To the eyes of the rationalist, it must seem odd that there are two celebrations of the same Feast, but we can see that the Friday Feasts from Septagesima onwards are about preparing ourselves for Good Friday, while the July celebration celebrates God's gift of Himself in Communion: one leads us into the Sacrifice, the other shows us what we draw from it.

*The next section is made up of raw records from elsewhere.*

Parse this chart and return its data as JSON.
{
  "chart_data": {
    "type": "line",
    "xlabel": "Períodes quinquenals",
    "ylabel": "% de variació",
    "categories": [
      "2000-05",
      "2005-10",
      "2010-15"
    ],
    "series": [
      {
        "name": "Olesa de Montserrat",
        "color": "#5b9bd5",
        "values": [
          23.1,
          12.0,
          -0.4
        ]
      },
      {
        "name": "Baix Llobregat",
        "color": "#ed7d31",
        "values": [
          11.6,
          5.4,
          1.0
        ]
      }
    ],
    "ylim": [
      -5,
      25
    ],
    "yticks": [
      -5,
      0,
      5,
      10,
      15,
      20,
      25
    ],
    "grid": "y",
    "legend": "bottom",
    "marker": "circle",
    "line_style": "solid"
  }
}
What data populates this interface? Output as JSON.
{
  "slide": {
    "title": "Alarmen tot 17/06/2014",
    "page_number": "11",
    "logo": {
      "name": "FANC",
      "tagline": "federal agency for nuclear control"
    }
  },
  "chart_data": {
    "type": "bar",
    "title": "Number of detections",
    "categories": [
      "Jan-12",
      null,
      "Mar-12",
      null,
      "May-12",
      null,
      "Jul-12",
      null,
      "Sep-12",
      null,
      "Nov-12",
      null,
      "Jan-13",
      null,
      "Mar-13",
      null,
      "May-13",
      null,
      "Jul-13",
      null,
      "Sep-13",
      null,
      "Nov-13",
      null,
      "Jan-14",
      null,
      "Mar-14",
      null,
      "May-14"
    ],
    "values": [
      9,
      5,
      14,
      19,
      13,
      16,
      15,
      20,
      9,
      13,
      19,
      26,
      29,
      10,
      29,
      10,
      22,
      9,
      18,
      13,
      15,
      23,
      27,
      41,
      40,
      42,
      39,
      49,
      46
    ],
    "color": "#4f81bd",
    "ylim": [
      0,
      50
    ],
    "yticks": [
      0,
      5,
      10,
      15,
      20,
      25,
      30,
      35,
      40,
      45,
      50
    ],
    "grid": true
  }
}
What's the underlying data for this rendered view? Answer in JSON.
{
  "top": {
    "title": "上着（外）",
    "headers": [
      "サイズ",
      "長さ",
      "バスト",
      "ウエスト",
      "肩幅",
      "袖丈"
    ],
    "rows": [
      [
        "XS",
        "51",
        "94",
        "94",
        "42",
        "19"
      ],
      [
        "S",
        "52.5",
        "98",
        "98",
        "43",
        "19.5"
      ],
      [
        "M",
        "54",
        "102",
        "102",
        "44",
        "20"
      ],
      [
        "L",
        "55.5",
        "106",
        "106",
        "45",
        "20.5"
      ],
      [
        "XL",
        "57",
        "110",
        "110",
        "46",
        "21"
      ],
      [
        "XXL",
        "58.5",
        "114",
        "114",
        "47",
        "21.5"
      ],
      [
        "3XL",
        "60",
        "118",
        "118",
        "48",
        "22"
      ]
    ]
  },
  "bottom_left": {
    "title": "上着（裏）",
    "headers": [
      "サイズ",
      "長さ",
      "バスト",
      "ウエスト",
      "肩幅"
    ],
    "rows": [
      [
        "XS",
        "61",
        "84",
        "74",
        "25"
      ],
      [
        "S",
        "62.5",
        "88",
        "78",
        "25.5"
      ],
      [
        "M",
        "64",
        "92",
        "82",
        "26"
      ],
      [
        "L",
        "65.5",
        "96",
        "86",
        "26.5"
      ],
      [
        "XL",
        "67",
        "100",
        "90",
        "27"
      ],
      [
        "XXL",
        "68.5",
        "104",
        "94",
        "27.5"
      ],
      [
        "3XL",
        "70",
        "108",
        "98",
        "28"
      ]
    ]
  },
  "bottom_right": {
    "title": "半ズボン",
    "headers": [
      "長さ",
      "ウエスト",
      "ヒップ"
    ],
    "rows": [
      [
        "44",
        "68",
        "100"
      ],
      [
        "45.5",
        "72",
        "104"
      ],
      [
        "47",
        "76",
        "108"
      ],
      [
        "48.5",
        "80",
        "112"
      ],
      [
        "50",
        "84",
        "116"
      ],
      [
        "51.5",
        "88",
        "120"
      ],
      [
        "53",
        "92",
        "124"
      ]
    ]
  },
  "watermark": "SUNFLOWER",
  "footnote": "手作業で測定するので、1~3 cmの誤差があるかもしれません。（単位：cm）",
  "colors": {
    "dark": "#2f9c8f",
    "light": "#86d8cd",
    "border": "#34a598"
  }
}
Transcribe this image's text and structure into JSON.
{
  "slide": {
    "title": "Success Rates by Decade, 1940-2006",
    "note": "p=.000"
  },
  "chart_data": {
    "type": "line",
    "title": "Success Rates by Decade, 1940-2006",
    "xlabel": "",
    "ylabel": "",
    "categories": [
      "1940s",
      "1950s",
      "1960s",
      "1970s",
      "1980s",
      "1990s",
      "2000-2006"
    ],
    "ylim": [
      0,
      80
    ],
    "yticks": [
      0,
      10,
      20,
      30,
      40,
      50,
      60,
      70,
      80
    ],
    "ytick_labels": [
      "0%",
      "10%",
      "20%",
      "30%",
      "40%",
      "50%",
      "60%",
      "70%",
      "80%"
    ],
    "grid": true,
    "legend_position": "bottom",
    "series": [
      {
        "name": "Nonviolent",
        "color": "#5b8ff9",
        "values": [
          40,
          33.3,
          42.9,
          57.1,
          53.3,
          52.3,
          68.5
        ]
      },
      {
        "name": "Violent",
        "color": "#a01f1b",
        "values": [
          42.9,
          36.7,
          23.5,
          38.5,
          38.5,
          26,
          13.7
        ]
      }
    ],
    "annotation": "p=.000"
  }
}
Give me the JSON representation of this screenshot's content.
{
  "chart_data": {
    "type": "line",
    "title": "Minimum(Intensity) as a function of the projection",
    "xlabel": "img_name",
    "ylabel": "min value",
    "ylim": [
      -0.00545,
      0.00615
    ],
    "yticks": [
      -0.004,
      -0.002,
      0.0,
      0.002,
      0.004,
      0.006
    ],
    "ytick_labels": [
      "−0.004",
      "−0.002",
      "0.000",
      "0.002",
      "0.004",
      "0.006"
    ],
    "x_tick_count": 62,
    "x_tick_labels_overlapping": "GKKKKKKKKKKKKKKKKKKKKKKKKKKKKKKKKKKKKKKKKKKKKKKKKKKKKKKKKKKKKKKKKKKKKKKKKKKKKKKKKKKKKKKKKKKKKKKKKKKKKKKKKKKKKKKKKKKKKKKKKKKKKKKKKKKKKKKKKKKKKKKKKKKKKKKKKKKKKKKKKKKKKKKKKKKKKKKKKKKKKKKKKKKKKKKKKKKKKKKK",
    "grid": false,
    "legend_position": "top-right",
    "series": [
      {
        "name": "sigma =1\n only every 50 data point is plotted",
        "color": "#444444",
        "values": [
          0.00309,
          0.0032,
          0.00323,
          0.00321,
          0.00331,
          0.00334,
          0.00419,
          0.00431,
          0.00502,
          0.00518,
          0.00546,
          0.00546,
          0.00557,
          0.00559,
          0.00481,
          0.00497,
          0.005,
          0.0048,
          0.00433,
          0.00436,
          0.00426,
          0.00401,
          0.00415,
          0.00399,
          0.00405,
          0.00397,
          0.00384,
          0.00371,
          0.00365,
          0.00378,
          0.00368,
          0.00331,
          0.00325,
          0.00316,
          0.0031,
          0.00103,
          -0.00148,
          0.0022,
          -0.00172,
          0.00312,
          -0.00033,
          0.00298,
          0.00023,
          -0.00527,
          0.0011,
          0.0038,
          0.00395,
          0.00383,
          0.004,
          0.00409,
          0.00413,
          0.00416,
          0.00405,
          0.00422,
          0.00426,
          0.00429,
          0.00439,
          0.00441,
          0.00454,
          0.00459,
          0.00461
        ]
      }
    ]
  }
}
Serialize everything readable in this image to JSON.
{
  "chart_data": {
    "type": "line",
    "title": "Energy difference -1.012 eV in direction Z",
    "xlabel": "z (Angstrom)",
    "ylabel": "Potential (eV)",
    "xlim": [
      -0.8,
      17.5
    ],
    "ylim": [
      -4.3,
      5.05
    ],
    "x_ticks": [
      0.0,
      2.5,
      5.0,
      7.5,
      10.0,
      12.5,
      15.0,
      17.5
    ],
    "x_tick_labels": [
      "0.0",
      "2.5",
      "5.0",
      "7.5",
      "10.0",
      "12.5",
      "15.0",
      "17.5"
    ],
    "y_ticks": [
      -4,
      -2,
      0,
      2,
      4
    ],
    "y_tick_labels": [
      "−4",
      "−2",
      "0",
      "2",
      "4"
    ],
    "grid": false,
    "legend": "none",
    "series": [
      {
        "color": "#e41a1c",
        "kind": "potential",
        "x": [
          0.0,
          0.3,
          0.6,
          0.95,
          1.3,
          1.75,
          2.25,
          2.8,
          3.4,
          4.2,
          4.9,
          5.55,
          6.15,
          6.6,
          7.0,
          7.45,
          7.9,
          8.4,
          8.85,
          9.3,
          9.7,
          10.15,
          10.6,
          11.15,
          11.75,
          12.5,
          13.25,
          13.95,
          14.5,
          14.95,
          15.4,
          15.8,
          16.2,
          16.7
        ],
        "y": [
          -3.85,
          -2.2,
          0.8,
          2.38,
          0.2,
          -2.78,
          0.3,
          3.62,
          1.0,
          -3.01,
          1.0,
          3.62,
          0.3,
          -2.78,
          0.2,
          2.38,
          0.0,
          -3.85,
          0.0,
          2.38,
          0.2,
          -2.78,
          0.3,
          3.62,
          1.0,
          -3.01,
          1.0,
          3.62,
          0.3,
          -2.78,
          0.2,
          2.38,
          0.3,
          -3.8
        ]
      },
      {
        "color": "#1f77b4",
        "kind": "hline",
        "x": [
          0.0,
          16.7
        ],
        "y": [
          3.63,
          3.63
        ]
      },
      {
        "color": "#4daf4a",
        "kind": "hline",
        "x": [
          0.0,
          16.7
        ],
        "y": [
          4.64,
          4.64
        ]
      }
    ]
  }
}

The Flying Inn: Chesterton And Benson



I blogged a while ago about The Lord Of The World: courtesy of the same wonderful juxtaposition of e-readers, out of copyright books, and the willingness of volunteers to scan, I was able to spend a long, bright afternoon of the soul (aka a flight to the East Coast of the US) reading The Flying Inn by G K Chesterton.

I don't quite understand how I have missed this book so spectacularly.  When I downloaded it, and when I opened it to read it, I assumed that I was rereading rather than starting from scratch.  But a couple of paragraphs in, I realised that this wasn't the case and that I had never read it before.

And what a read it is.

Most of the poems in the book are well known, and happily celebrate drinking and drinkers (bear that in mind: Chesterton doesn't just simply praise alcohol, but rather the way he praises the way that alcohol and balanced happy people go so well together)r.  But that's not what the book is about.

It is about the way that the UK has been taken over by a coterie of driven people and the way in which that for reasons of idleness and venality on the part of the majority, they have been able to get away with it.  In the same way as The Lord Of The World looks at the whole question of the Church in the world, and its vulnerability, The Flying Inn looks at the way in which a small and determined groupuscle can turn the laws of England upside down, without most people really understanding what has happened, or how.

Whatever will or won't be decided about whether or not GKC should be canonised, this book, like R H Benson's, shines a light on much more than the England of their day.